Friday, September 5, 2014

Now we are ALL happy

One of those moments...a serendipitous moment....

I visited wonderful Helen from Roses at Cust last week to pick up a few roses we had ordered.  One of these, St Patrick, I have been waiting on with baited breath for two years.  

On getting out of the car my attention was snaffled by some rose standards which were at the front of the shop.  "Fresia" which is a wonderful yellow rose, with a fragrance to die for, and a beautiful clarity of yellow colour.  Here they were, lined up looking for new owners.
Here they are lined up outside my house, waiting for their new home

Helen told me the story of how they were a cancelled order, and she was so upset because the order had been for 14 Fresia Standards, and her supplier only delivered 9.  So, at vast expense, she had visited Oderings and purchased 5 more to make it up to 14.  Now they were cancelled, and the stock was just sitting there.

It was just the motivation I needed to finalise my "New Garden".  Plans below, a Fresia Rose Bordered walk in through our herb beds, into a hot-air-balloon shaped new defined area.  

A round garden, with a camomile lawn in the middle, a fountain in the middle of that.  Surrounded by a white stone chip and paver walk.  Laburnum hedging around the exterior rim, 3 x pergolas to shelter the lemon trees from frost and wind, and rose standards both leading into the garden, and on interior beds.  Also planned are lavenders (grow well here).

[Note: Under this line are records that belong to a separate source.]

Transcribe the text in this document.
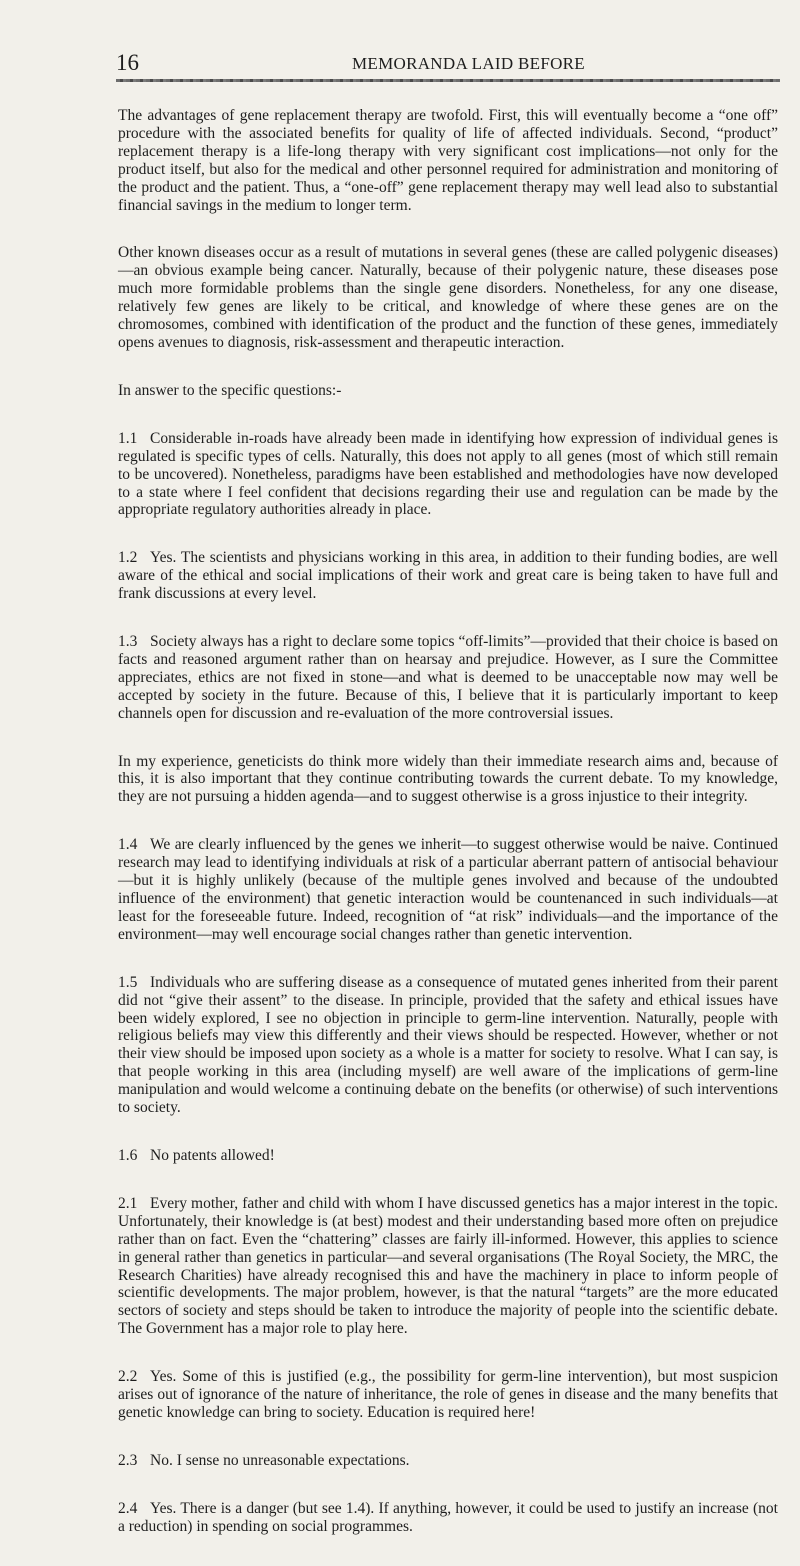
16	MEMORANDA LAID BEFORE

The advantages of gene replacement therapy are twofold. First, this will eventually become a “one off” procedure with the associated benefits for quality of life of affected individuals. Second, “product” replacement therapy is a life-long therapy with very significant cost implications—not only for the product itself, but also for the medical and other personnel required for administration and monitoring of the product and the patient. Thus, a “one-off” gene replacement therapy may well lead also to substantial financial savings in the medium to longer term.

Other known diseases occur as a result of mutations in several genes (these are called polygenic diseases)—an obvious example being cancer. Naturally, because of their polygenic nature, these diseases pose much more formidable problems than the single gene disorders. Nonetheless, for any one disease, relatively few genes are likely to be critical, and knowledge of where these genes are on the chromosomes, combined with identification of the product and the function of these genes, immediately opens avenues to diagnosis, risk-assessment and therapeutic interaction.

In answer to the specific questions:-

1.1 Considerable in-roads have already been made in identifying how expression of individual genes is regulated is specific types of cells. Naturally, this does not apply to all genes (most of which still remain to be uncovered). Nonetheless, paradigms have been established and methodologies have now developed to a state where I feel confident that decisions regarding their use and regulation can be made by the appropriate regulatory authorities already in place.

1.2 Yes. The scientists and physicians working in this area, in addition to their funding bodies, are well aware of the ethical and social implications of their work and great care is being taken to have full and frank discussions at every level.

1.3 Society always has a right to declare some topics “off-limits”—provided that their choice is based on facts and reasoned argument rather than on hearsay and prejudice. However, as I sure the Committee appreciates, ethics are not fixed in stone—and what is deemed to be unacceptable now may well be accepted by society in the future. Because of this, I believe that it is particularly important to keep channels open for discussion and re-evaluation of the more controversial issues.

In my experience, geneticists do think more widely than their immediate research aims and, because of this, it is also important that they continue contributing towards the current debate. To my knowledge, they are not pursuing a hidden agenda—and to suggest otherwise is a gross injustice to their integrity.

1.4 We are clearly influenced by the genes we inherit—to suggest otherwise would be naive. Continued research may lead to identifying individuals at risk of a particular aberrant pattern of antisocial behaviour—but it is highly unlikely (because of the multiple genes involved and because of the undoubted influence of the environment) that genetic interaction would be countenanced in such individuals—at least for the foreseeable future. Indeed, recognition of “at risk” individuals—and the importance of the environment—may well encourage social changes rather than genetic intervention.

1.5 Individuals who are suffering disease as a consequence of mutated genes inherited from their parent did not “give their assent” to the disease. In principle, provided that the safety and ethical issues have been widely explored, I see no objection in principle to germ-line intervention. Naturally, people with religious beliefs may view this differently and their views should be respected. However, whether or not their view should be imposed upon society as a whole is a matter for society to resolve. What I can say, is that people working in this area (including myself) are well aware of the implications of germ-line manipulation and would welcome a continuing debate on the benefits (or otherwise) of such interventions to society.

1.6 No patents allowed!

2.1 Every mother, father and child with whom I have discussed genetics has a major interest in the topic. Unfortunately, their knowledge is (at best) modest and their understanding based more often on prejudice rather than on fact. Even the “chattering” classes are fairly ill-informed. However, this applies to science in general rather than genetics in particular—and several organisations (The Royal Society, the MRC, the Research Charities) have already recognised this and have the machinery in place to inform people of scientific developments. The major problem, however, is that the natural “targets” are the more educated sectors of society and steps should be taken to introduce the majority of people into the scientific debate. The Government has a major role to play here.

2.2 Yes. Some of this is justified (e.g., the possibility for germ-line intervention), but most suspicion arises out of ignorance of the nature of inheritance, the role of genes in disease and the many benefits that genetic knowledge can bring to society. Education is required here!

2.3 No. I sense no unreasonable expectations.

2.4 Yes. There is a danger (but see 1.4). If anything, however, it could be used to justify an increase (not a reduction) in spending on social programmes.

I am happy! I have the most beautiful Fresia Standards.  Helen is happy, her failed order is off her hands!

It's love all round

Wednesday, September 3, 2014

Flowers in the Frost

These were a reminder not to  forget to put my gear away, I'm not putting my hands in these any time soon

It is Spring... we have lambs, the garden weeds are growing, the lawn has to be mowed, and everything is thinking about flowering.

In the frost, some have even made a start, the almond trees are flowering.  I am so impressed.  However, the poor daffodils droop their heads every morning, but raise them in the sunshine of the afternoon.